Charlie Arrowood knew the mechanical aspects of the mill. The entire power for the plant once came from water and steam. Floodgates regulated the amount of water behind the dam. A long, threaded metal screw, more like a metal rod, extended downward through a hole in a section of the dam, with an upright baseboard attached at the bottom to serve as the floodgate. Three or four men would insert boards as handles into receptacles on the top of the screw where it extended above the top of the dam, and they would walk in unison on a platform in the same circular direction to turn the screw up, raising the board into a slot, and letting the water flow through a hole in the bottom of the dam, or to tighten the screw, making the board go downward and covering the hole, hold more water behind the dam.
Water was diverted into a “race”, a small canal leading from the dam to the mill’s water wheel, and then back into the river at the “tail race.” There was a platform over the race just before where the water reached the wheel, and, underneath, debris was trapped by a kind of grate before reaching the wheel, and would be raked out.
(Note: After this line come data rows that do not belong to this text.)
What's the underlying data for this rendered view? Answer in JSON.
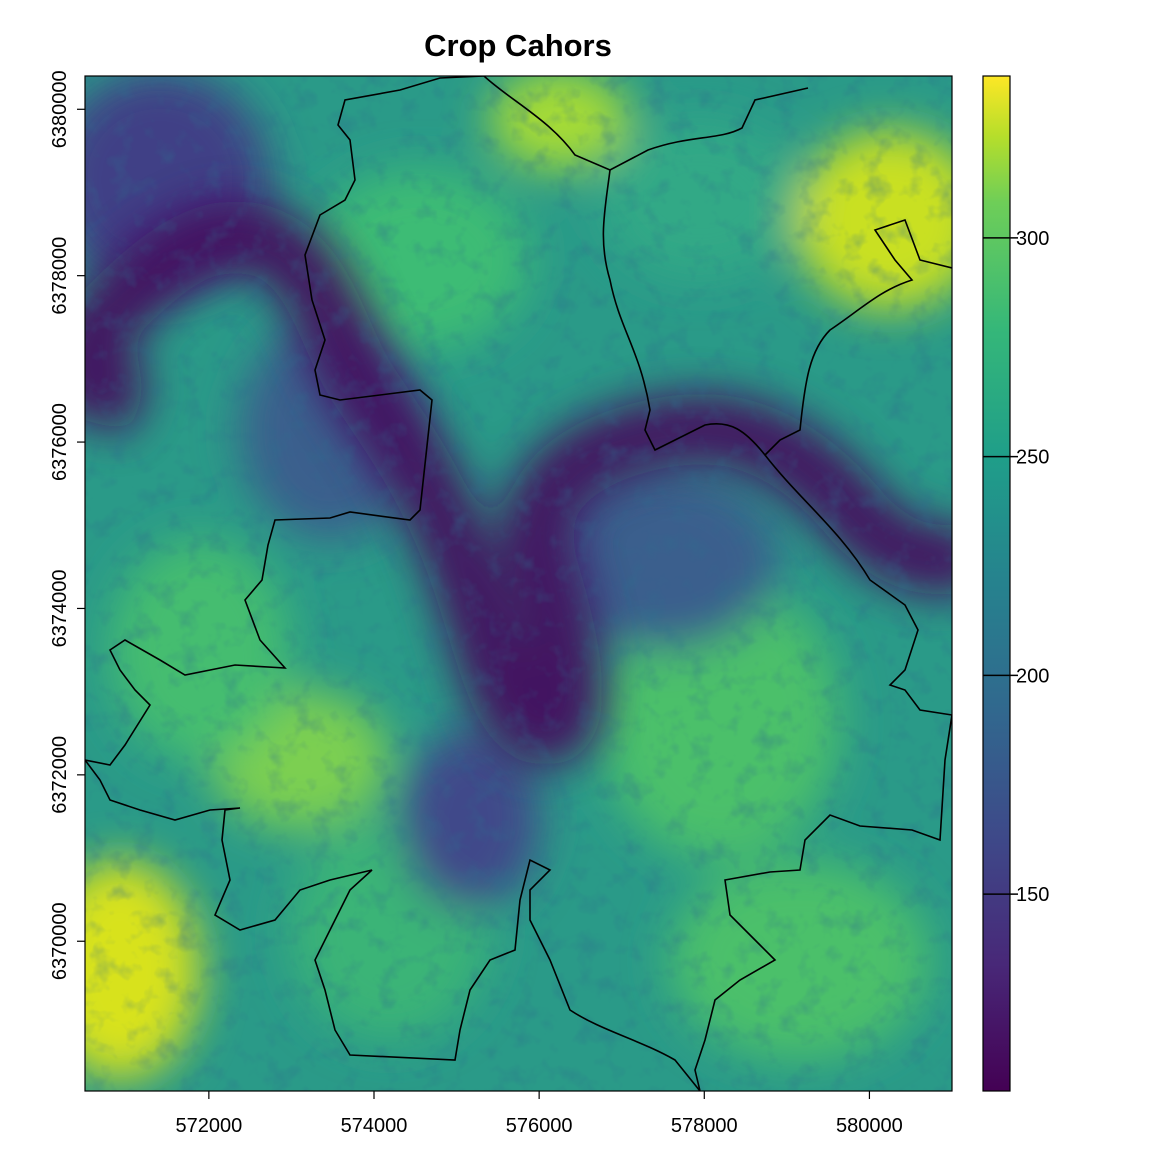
{
  "map": {
    "title": "Crop Cahors",
    "x_axis": {
      "range": [
        570500,
        581000
      ],
      "ticks": [
        572000,
        574000,
        576000,
        578000,
        580000
      ],
      "tick_labels": [
        "572000",
        "574000",
        "576000",
        "578000",
        "580000"
      ]
    },
    "y_axis": {
      "range": [
        6368200,
        6380400
      ],
      "ticks": [
        6370000,
        6372000,
        6374000,
        6376000,
        6378000,
        6380000
      ],
      "tick_labels": [
        "6370000",
        "6372000",
        "6374000",
        "6376000",
        "6378000",
        "6380000"
      ]
    },
    "legend": {
      "palette": "viridis",
      "range": [
        105,
        337
      ],
      "ticks": [
        150,
        200,
        250,
        300
      ],
      "tick_labels": [
        "150",
        "200",
        "250",
        "300"
      ],
      "placement": "right"
    },
    "colors": {
      "low": "#440154",
      "mid": "#21908c",
      "high": "#fde725",
      "boundary": "#000000"
    }
  }
}
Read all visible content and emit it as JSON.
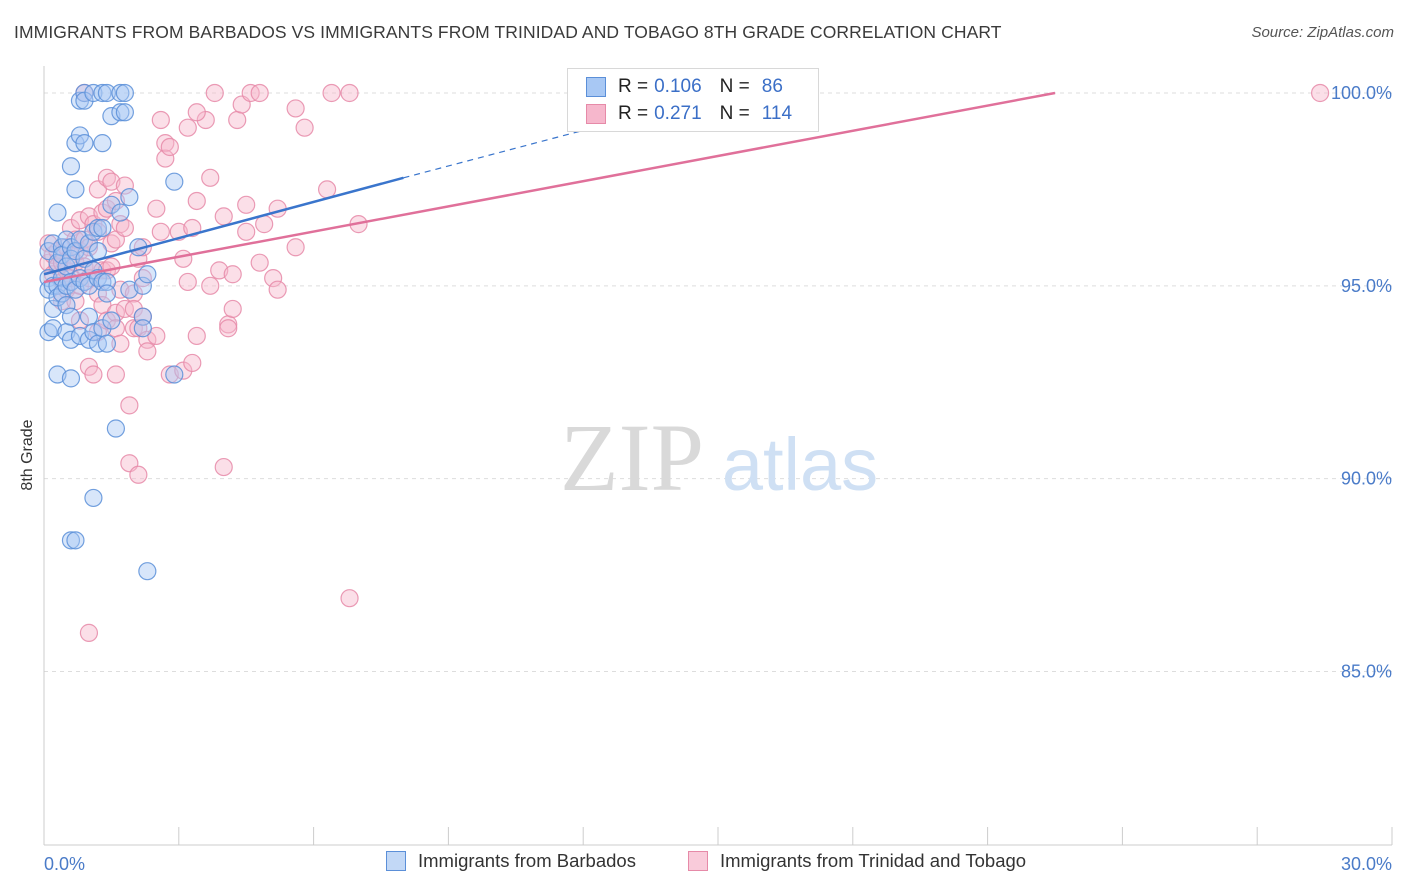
{
  "title": "IMMIGRANTS FROM BARBADOS VS IMMIGRANTS FROM TRINIDAD AND TOBAGO 8TH GRADE CORRELATION CHART",
  "source": "Source: ZipAtlas.com",
  "watermark": {
    "zip": "ZIP",
    "atlas": "atlas"
  },
  "colors": {
    "barbados_fill": "#a8c8f4",
    "barbados_stroke": "#5b8fd8",
    "barbados_line": "#3a75cc",
    "trinidad_fill": "#f6b7cc",
    "trinidad_stroke": "#e68aa8",
    "trinidad_line": "#e0709a",
    "axis_value": "#4a7bc8",
    "grid": "#dddddd"
  },
  "legend_top": [
    {
      "r_label": "R =",
      "r_value": "0.106",
      "n_label": "N =",
      "n_value": "86"
    },
    {
      "r_label": "R =",
      "r_value": "0.271",
      "n_label": "N =",
      "n_value": "114"
    }
  ],
  "legend_bottom": [
    {
      "label": "Immigrants from Barbados"
    },
    {
      "label": "Immigrants from Trinidad and Tobago"
    }
  ],
  "chart_data": {
    "type": "scatter",
    "title": "IMMIGRANTS FROM BARBADOS VS IMMIGRANTS FROM TRINIDAD AND TOBAGO 8TH GRADE CORRELATION CHART",
    "xlabel": "",
    "ylabel": "8th Grade",
    "xlim": [
      0,
      30
    ],
    "ylim": [
      80.5,
      100.7
    ],
    "x_tick_labels": [
      {
        "value": 0,
        "label": "0.0%"
      },
      {
        "value": 30,
        "label": "30.0%"
      }
    ],
    "y_tick_labels": [
      {
        "value": 100,
        "label": "100.0%"
      },
      {
        "value": 95,
        "label": "95.0%"
      },
      {
        "value": 90,
        "label": "90.0%"
      },
      {
        "value": 85,
        "label": "85.0%"
      }
    ],
    "series": [
      {
        "name": "Immigrants from Barbados",
        "R": 0.106,
        "N": 86,
        "trend": {
          "x0": 0,
          "y0": 95.3,
          "x1": 8.0,
          "y1": 97.8,
          "dash_to_x": 13.2,
          "dash_to_y": 99.4
        },
        "points": [
          [
            0.1,
            95.2
          ],
          [
            0.1,
            95.9
          ],
          [
            0.1,
            94.9
          ],
          [
            0.1,
            93.8
          ],
          [
            0.2,
            96.1
          ],
          [
            0.2,
            95.0
          ],
          [
            0.2,
            94.4
          ],
          [
            0.2,
            93.9
          ],
          [
            0.3,
            96.9
          ],
          [
            0.3,
            95.6
          ],
          [
            0.3,
            95.0
          ],
          [
            0.3,
            94.7
          ],
          [
            0.3,
            92.7
          ],
          [
            0.4,
            96.0
          ],
          [
            0.4,
            95.8
          ],
          [
            0.4,
            95.2
          ],
          [
            0.4,
            94.8
          ],
          [
            0.5,
            96.2
          ],
          [
            0.5,
            95.5
          ],
          [
            0.5,
            95.0
          ],
          [
            0.5,
            94.5
          ],
          [
            0.5,
            93.8
          ],
          [
            0.6,
            98.1
          ],
          [
            0.6,
            96.0
          ],
          [
            0.6,
            95.7
          ],
          [
            0.6,
            95.1
          ],
          [
            0.6,
            94.2
          ],
          [
            0.6,
            93.6
          ],
          [
            0.6,
            92.6
          ],
          [
            0.6,
            88.4
          ],
          [
            0.7,
            98.7
          ],
          [
            0.7,
            97.5
          ],
          [
            0.7,
            95.9
          ],
          [
            0.7,
            94.9
          ],
          [
            0.7,
            88.4
          ],
          [
            0.8,
            99.8
          ],
          [
            0.8,
            98.9
          ],
          [
            0.8,
            96.2
          ],
          [
            0.8,
            95.2
          ],
          [
            0.8,
            93.7
          ],
          [
            0.9,
            100.0
          ],
          [
            0.9,
            99.8
          ],
          [
            0.9,
            98.7
          ],
          [
            0.9,
            95.7
          ],
          [
            0.9,
            95.1
          ],
          [
            1.0,
            96.1
          ],
          [
            1.0,
            95.0
          ],
          [
            1.0,
            94.2
          ],
          [
            1.0,
            93.6
          ],
          [
            1.1,
            100.0
          ],
          [
            1.1,
            96.4
          ],
          [
            1.1,
            95.4
          ],
          [
            1.1,
            93.8
          ],
          [
            1.1,
            89.5
          ],
          [
            1.2,
            96.5
          ],
          [
            1.2,
            95.9
          ],
          [
            1.2,
            95.2
          ],
          [
            1.2,
            93.5
          ],
          [
            1.3,
            100.0
          ],
          [
            1.3,
            98.7
          ],
          [
            1.3,
            96.5
          ],
          [
            1.3,
            95.1
          ],
          [
            1.3,
            93.9
          ],
          [
            1.4,
            100.0
          ],
          [
            1.4,
            95.1
          ],
          [
            1.4,
            94.8
          ],
          [
            1.4,
            93.5
          ],
          [
            1.5,
            99.4
          ],
          [
            1.5,
            97.1
          ],
          [
            1.5,
            94.1
          ],
          [
            1.6,
            91.3
          ],
          [
            1.7,
            100.0
          ],
          [
            1.7,
            99.5
          ],
          [
            1.7,
            96.9
          ],
          [
            1.8,
            100.0
          ],
          [
            1.8,
            99.5
          ],
          [
            1.9,
            97.3
          ],
          [
            1.9,
            94.9
          ],
          [
            2.1,
            96.0
          ],
          [
            2.2,
            95.0
          ],
          [
            2.2,
            94.2
          ],
          [
            2.2,
            93.9
          ],
          [
            2.3,
            95.3
          ],
          [
            2.3,
            87.6
          ],
          [
            2.9,
            97.7
          ],
          [
            2.9,
            92.7
          ]
        ]
      },
      {
        "name": "Immigrants from Trinidad and Tobago",
        "R": 0.271,
        "N": 114,
        "trend": {
          "x0": 0,
          "y0": 95.1,
          "x1": 22.5,
          "y1": 100.0
        },
        "points": [
          [
            0.1,
            96.1
          ],
          [
            0.1,
            95.6
          ],
          [
            0.2,
            95.8
          ],
          [
            0.2,
            95.3
          ],
          [
            0.3,
            95.9
          ],
          [
            0.3,
            95.5
          ],
          [
            0.4,
            95.6
          ],
          [
            0.4,
            95.1
          ],
          [
            0.4,
            94.6
          ],
          [
            0.5,
            96.0
          ],
          [
            0.5,
            95.4
          ],
          [
            0.5,
            94.9
          ],
          [
            0.6,
            96.5
          ],
          [
            0.6,
            95.8
          ],
          [
            0.6,
            95.2
          ],
          [
            0.7,
            96.2
          ],
          [
            0.7,
            95.6
          ],
          [
            0.7,
            94.6
          ],
          [
            0.8,
            96.7
          ],
          [
            0.8,
            95.9
          ],
          [
            0.8,
            95.0
          ],
          [
            0.8,
            94.1
          ],
          [
            0.9,
            96.2
          ],
          [
            0.9,
            95.5
          ],
          [
            1.0,
            96.8
          ],
          [
            1.0,
            96.0
          ],
          [
            1.0,
            95.2
          ],
          [
            1.0,
            92.9
          ],
          [
            1.1,
            96.6
          ],
          [
            1.1,
            95.4
          ],
          [
            1.1,
            92.7
          ],
          [
            1.2,
            97.5
          ],
          [
            1.2,
            96.4
          ],
          [
            1.2,
            94.8
          ],
          [
            1.2,
            93.8
          ],
          [
            1.3,
            96.9
          ],
          [
            1.3,
            95.4
          ],
          [
            1.3,
            94.5
          ],
          [
            1.4,
            97.8
          ],
          [
            1.4,
            97.0
          ],
          [
            1.4,
            95.4
          ],
          [
            1.4,
            94.1
          ],
          [
            1.5,
            97.7
          ],
          [
            1.5,
            96.1
          ],
          [
            1.5,
            95.5
          ],
          [
            1.6,
            97.2
          ],
          [
            1.6,
            96.2
          ],
          [
            1.6,
            94.3
          ],
          [
            1.6,
            93.9
          ],
          [
            1.6,
            92.7
          ],
          [
            1.7,
            96.6
          ],
          [
            1.7,
            94.9
          ],
          [
            1.7,
            93.5
          ],
          [
            1.8,
            97.6
          ],
          [
            1.8,
            96.5
          ],
          [
            1.8,
            94.4
          ],
          [
            1.9,
            91.9
          ],
          [
            1.9,
            90.4
          ],
          [
            2.0,
            94.8
          ],
          [
            2.0,
            94.4
          ],
          [
            2.0,
            93.9
          ],
          [
            2.1,
            95.7
          ],
          [
            2.1,
            93.9
          ],
          [
            2.1,
            90.1
          ],
          [
            2.2,
            96.0
          ],
          [
            2.2,
            95.2
          ],
          [
            2.2,
            94.2
          ],
          [
            2.3,
            93.6
          ],
          [
            2.3,
            93.3
          ],
          [
            2.5,
            97.0
          ],
          [
            2.5,
            93.7
          ],
          [
            2.6,
            99.3
          ],
          [
            2.6,
            96.4
          ],
          [
            2.7,
            98.7
          ],
          [
            2.7,
            98.3
          ],
          [
            2.8,
            98.6
          ],
          [
            2.8,
            92.7
          ],
          [
            3.0,
            96.4
          ],
          [
            3.1,
            95.7
          ],
          [
            3.1,
            92.8
          ],
          [
            3.2,
            99.1
          ],
          [
            3.2,
            95.1
          ],
          [
            3.3,
            96.5
          ],
          [
            3.3,
            93.0
          ],
          [
            3.4,
            97.2
          ],
          [
            3.4,
            93.7
          ],
          [
            3.6,
            99.3
          ],
          [
            3.7,
            95.0
          ],
          [
            3.7,
            97.8
          ],
          [
            3.8,
            100.0
          ],
          [
            3.9,
            95.4
          ],
          [
            4.0,
            96.8
          ],
          [
            4.1,
            94.0
          ],
          [
            4.1,
            93.9
          ],
          [
            4.2,
            94.4
          ],
          [
            4.2,
            95.3
          ],
          [
            4.3,
            99.3
          ],
          [
            4.4,
            99.7
          ],
          [
            4.5,
            96.4
          ],
          [
            4.5,
            97.1
          ],
          [
            4.6,
            100.0
          ],
          [
            4.8,
            95.6
          ],
          [
            4.9,
            96.6
          ],
          [
            5.1,
            95.2
          ],
          [
            5.2,
            97.0
          ],
          [
            5.2,
            94.9
          ],
          [
            5.6,
            99.6
          ],
          [
            5.6,
            96.0
          ],
          [
            6.3,
            97.5
          ],
          [
            6.4,
            100.0
          ],
          [
            6.8,
            100.0
          ],
          [
            6.8,
            86.9
          ],
          [
            7.0,
            96.6
          ],
          [
            28.4,
            100.0
          ]
        ]
      }
    ],
    "extra_points_series2": [
      [
        0.9,
        100.0
      ],
      [
        1.0,
        86.0
      ],
      [
        4.0,
        90.3
      ],
      [
        3.4,
        99.5
      ],
      [
        4.8,
        100.0
      ],
      [
        5.8,
        99.1
      ]
    ]
  }
}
Before there was electricity in the mill, employees worked by lantern light, and for many years, there was no running water in the mill, either. Mr. Arrowood remembers when all the drinking water was pumped into the mill by hand from a nearby well. The water was collected in buckets, and everyone drank from a common dipper. Later, the water was run into an ice cooler, with ice from the company’s own ice plant.
Mrs. Arrowood worked at the Caroleen Mill also, starting at sixteen. She said, that at one time, she thought she knew everyone in Caroleen.